People who receive the notices should be tested for the diseases, even though the risk that anyone contracted a virus is small, said Dr. Darrell J. Triulzi, medical director of Central Blood Bank in Pittsburgh.
The notices are the latest phase of a federal Food & Drug Administration investigation into a New York laboratory that screened samples of blood donated to Pittsburgh, Chicago, New York and Memphis.
Six testers at the lab were found to have cut corners on quality control rules. Two of them were convicted on criminal charges of creating false records that showed blood samples had been tested.

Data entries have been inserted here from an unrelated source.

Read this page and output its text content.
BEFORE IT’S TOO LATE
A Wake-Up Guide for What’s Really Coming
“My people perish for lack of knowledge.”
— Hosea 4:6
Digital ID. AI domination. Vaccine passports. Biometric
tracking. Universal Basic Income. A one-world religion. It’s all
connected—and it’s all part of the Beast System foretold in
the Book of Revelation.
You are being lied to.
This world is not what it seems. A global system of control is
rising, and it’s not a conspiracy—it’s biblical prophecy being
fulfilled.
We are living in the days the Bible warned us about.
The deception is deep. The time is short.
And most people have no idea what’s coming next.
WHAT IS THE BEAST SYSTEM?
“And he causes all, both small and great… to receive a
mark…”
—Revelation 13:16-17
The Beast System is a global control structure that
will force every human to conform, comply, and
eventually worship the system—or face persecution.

The FDA ordered blood banks in the four cities to post public health notices in November 1998. In the Pittsburgh area, roughly 6,000 people who received transfusions from September 1991 to December 1996 had free screenings offered by Central Blood Bank.
The testing found several cases of disease, but none could be linked to donations.
The new notices are based on a recent FDA review of testing documents at the New York lab.
"This is based on information that was not present in November 1998," Triulzi said.
The latest analysis found that 4,540 Central Blood Bank donations most of which were transfused in the Pittsburgh area could have been improperly screened.
Most were found to be from people who have tested negatively for disease, but 1,379 transfusions came from donors who may have been tainted and could have slipped through the flawed screenings.